Video Playbooks for Marketing, Comms & People Teams: A Practical Guide to Better Business Video
Why most business video underperforms (and how to fix it)
Business video fails for predictable reasons: unclear objectives, vague briefs, too many stakeholders and no plan for distribution. The fix isn’t “more creative.” It’s a simple, repeatable process that helps you plan the right video, get internal alignment and produce content that works.
That’s why we built three focused resources - each designed around the real-world needs of different teams:
- Marketing teams: The Video Marketing Playbook
- Communications teams: The Communications Video Playbook
- People managers / HR teams: Video Playbook for People Managers
Each playbook is practical, not theoretical. And together, they cover the most common business video use cases - from demand generation to internal comms to hiring and culture.
The common thread: a better way to plan video production
No matter your role, great video production starts with the same foundations:
- A clear goal: What should the viewer think, feel, or do next?
- A defined audience: Who is this for, and what do they already believe?
- A message hierarchy: One primary message, supported by proof.
- A realistic production plan: Timeline, locations, contributors, and approvals.
- A distribution plan: Where it will live and how it will be used.
If you want video that performs, treat it like a system - not a one-off.
1) For Marketing Teams: build video that drives growth
Marketing video is often judged on outcomes: leads, pipeline, conversions and brand lift. The Video Marketing Playbook is built to help you choose the right video format for the job and brief it properly.
Best-fit use cases:
- Brand films and positioning videos
- Product/service explainers
- Case studies and customer stories
- Paid social video ads
- Event and campaign video assets
What this playbook helps you do:
- Align video to funnel stage and intent
- Create a brief that protects performance (not just aesthetics)

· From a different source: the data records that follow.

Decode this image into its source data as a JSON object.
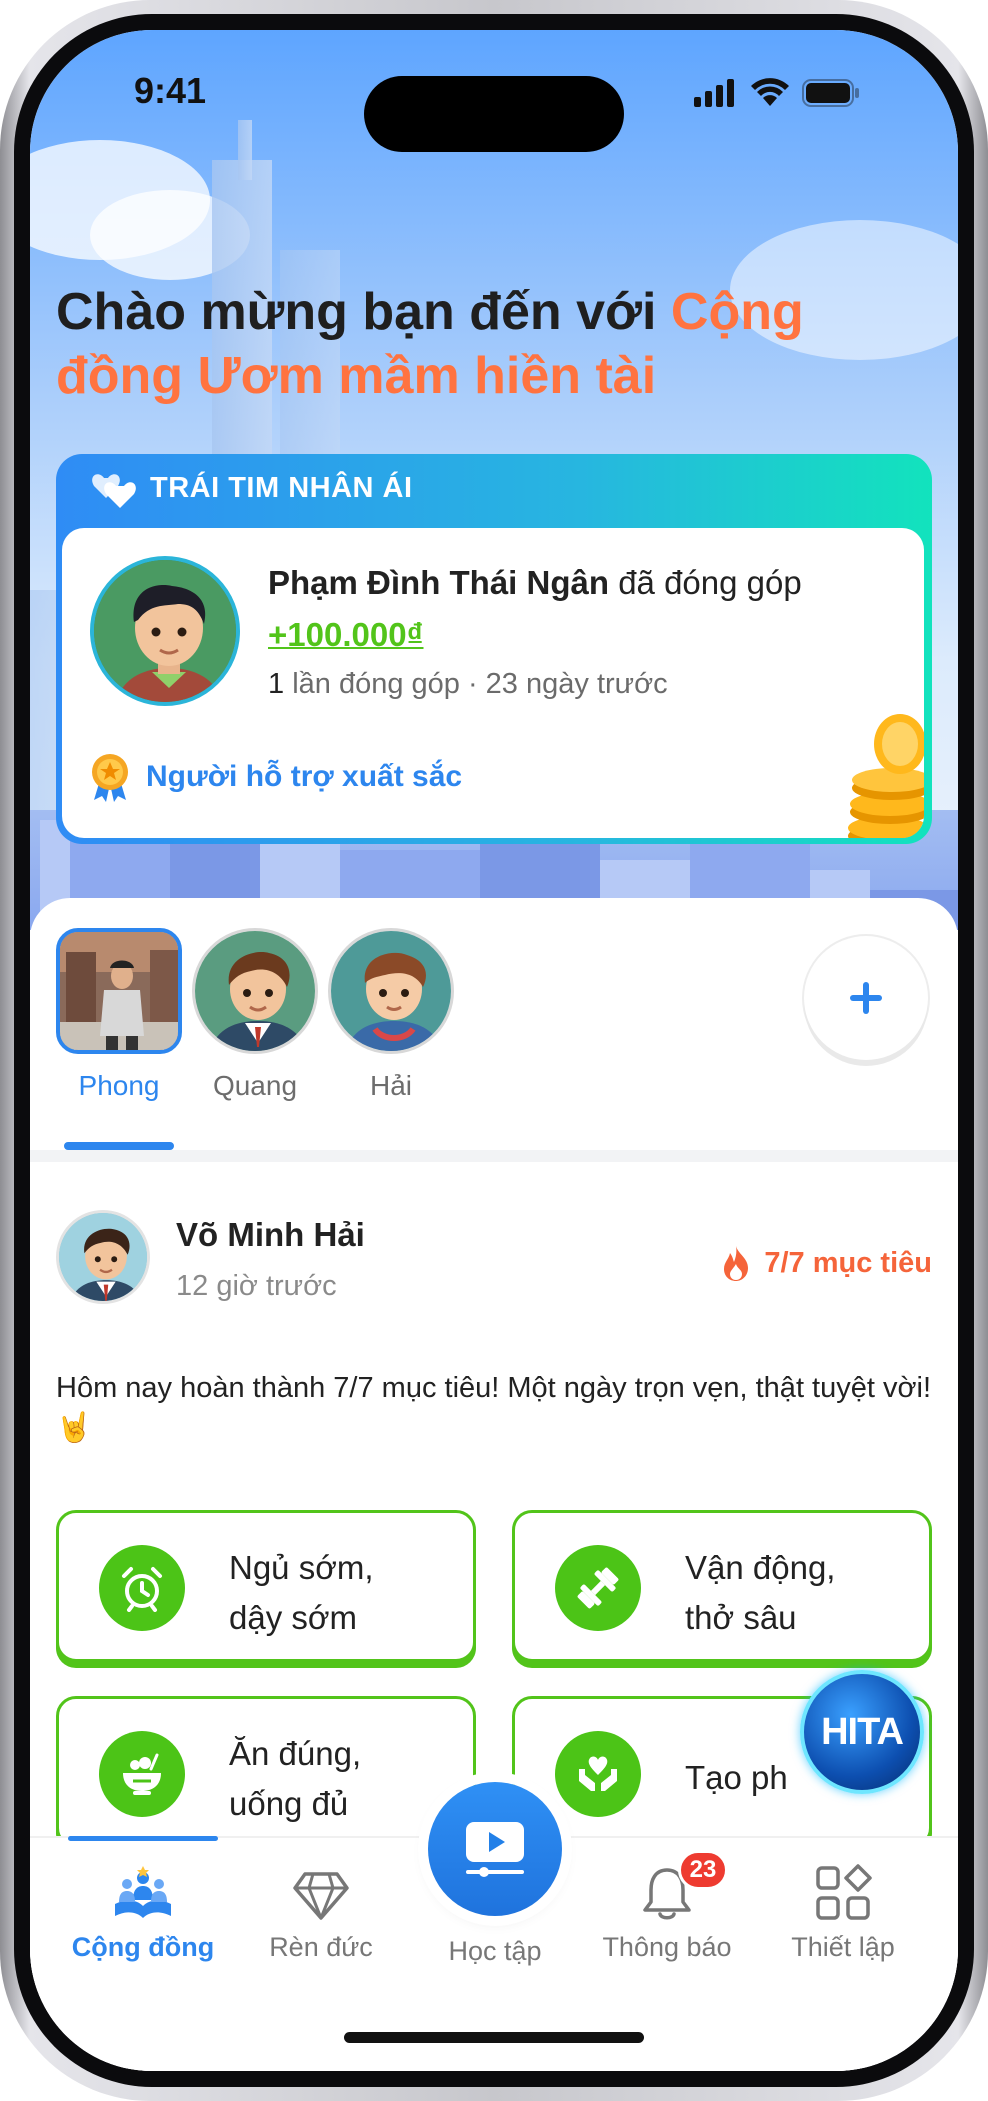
{
  "status_bar": {
    "time": "9:41"
  },
  "welcome": {
    "prefix": "Chào mừng bạn đến với ",
    "accent": "Cộng đồng Ươm mầm hiền tài"
  },
  "heart_card": {
    "title": "TRÁI TIM NHÂN ÁI",
    "donor_name": "Phạm Đình Thái Ngân",
    "donor_action": " đã đóng góp",
    "amount": "+100.000₫",
    "count": "1",
    "meta": " lần đóng góp · 23 ngày trước",
    "award": "Người hỗ trợ xuất sắc"
  },
  "stories": [
    {
      "name": "Phong",
      "active": true
    },
    {
      "name": "Quang",
      "active": false
    },
    {
      "name": "Hải",
      "active": false
    }
  ],
  "post": {
    "author": "Võ Minh Hải",
    "time": "12 giờ trước",
    "goal_badge": "7/7 mục tiêu",
    "body": "Hôm nay hoàn thành 7/7 mục tiêu! Một ngày trọn vẹn, thật tuyệt vời! 🤘",
    "goals": [
      {
        "line1": "Ngủ sớm,",
        "line2": "dậy sớm",
        "icon": "alarm-clock-icon"
      },
      {
        "line1": "Vận động,",
        "line2": "thở sâu",
        "icon": "dumbbell-icon"
      },
      {
        "line1": "Ăn đúng,",
        "line2": "uống đủ",
        "icon": "food-bowl-icon"
      },
      {
        "line1": "Tạo ph",
        "line2": "",
        "icon": "heart-hands-icon"
      }
    ]
  },
  "floating_badge": {
    "text": "HITA"
  },
  "bottom_nav": {
    "items": [
      {
        "label": "Cộng đồng",
        "icon": "community-icon",
        "active": true
      },
      {
        "label": "Rèn đức",
        "icon": "diamond-icon",
        "active": false
      },
      {
        "label": "Học tập",
        "icon": "video-play-icon",
        "active": false
      },
      {
        "label": "Thông báo",
        "icon": "bell-icon",
        "active": false
      },
      {
        "label": "Thiết lập",
        "icon": "grid-settings-icon",
        "active": false
      }
    ],
    "notification_count": "23"
  },
  "colors": {
    "accent": "#ff7340",
    "brand_blue": "#2d86ee",
    "goal_green": "#52c41a"
  }
}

- Plan cutdowns and versions for multiple channels
It really is something special and I'm so proud of what we made. It's everything I imagined in my mind and clearly articulates what we want ivie to represent and what it is here to do. Thanks to you and your great team or an amazing piece of cinema.
2) For Communications Professionals: clarity, trust, and consistency
Comms teams need video that lands the message clearly - often under time pressure, with multiple stakeholders, and with reputational risk in mind. The Communications Video Playbook is designed for internal and external communications where tone, accuracy and alignment matter.
Best-fit use cases:
- Leadership messages
- Change communications
- Corporate updates and announcements
- ESG, impact, and purpose storytelling
- Crisis or sensitive comms (where appropriate)
What this playbook helps you do:
- Build stakeholder alignment early
- Reduce approval loops with a tighter process
- Keep messaging consistent across teams and channels
3) For People Managers: use video to hire, onboard, and retain
People teams and managers use video to make culture tangible - especially when teams are distributed, scaling, or hiring quickly. The Video Playbook for People Managers focuses on practical video content that supports recruitment, onboarding and internal engagement.
Best-fit use cases:
- Recruitment and employer brand videos
- Onboarding and training content
- Values and culture films
- Team updates and internal comms
What this playbook helps you do:
- Decide what to film vs what to document
- Capture authentic stories without overproducing
- Create repeatable content that saves time long-term
How to choose the right playbook (or use all three)
If you’re deciding where to start, use this quick guide:
- You need leads, sales enablement, or campaign assets: start with the Video Marketing Playbook.
- You need alignment, clarity, or leadership messaging: start with the Communications Video Playbook.
- You need hiring, onboarding, or culture content: start with the People Managers Playbook.
Many organisations use all three - because marketing, comms, and people teams often share the same production constraints (time, access, approvals) and the same opportunity: video that makes the business easier to understand.
FAQs: the video production playbooks
What types of videos work best for marketing?
Common high-performing formats include customer stories, product explainers, short paid social ads, and brand positioning films - especially when planned with distribution and cutdowns in mind.
What is business video production?
Business video production is the process of planning, filming, and editing video content for organisational goals—such as marketing, communications, recruitment, training, and internal engagement.
How long does a typical video production take?
Most business video projects take 4–8 weeks from brief to delivery, depending on complexity, approvals, and the number of versions required.
What should be included in a video production brief?
A strong brief typically includes:
- Goal and success criteria
- Target audience
- Key messages and proof points
- Tone and brand guidelines
- Practical details (locations, contributors, deadlines)
- Required deliverables (lengths, formats, cutdowns)
- Approval process and stakeholders
How much does corporate video production cost in the UK?
Costs vary based on filming days, crew size, locations, animation, and post-production needs. The most reliable way to budget is to define deliverables and constraints first—then scope production around them.
How do we get better results from internal comms video?
Start with message clarity and stakeholder alignment. Keep the structure simple, plan approvals early, and create versions for different channels (e.g., all-hands, intranet, email).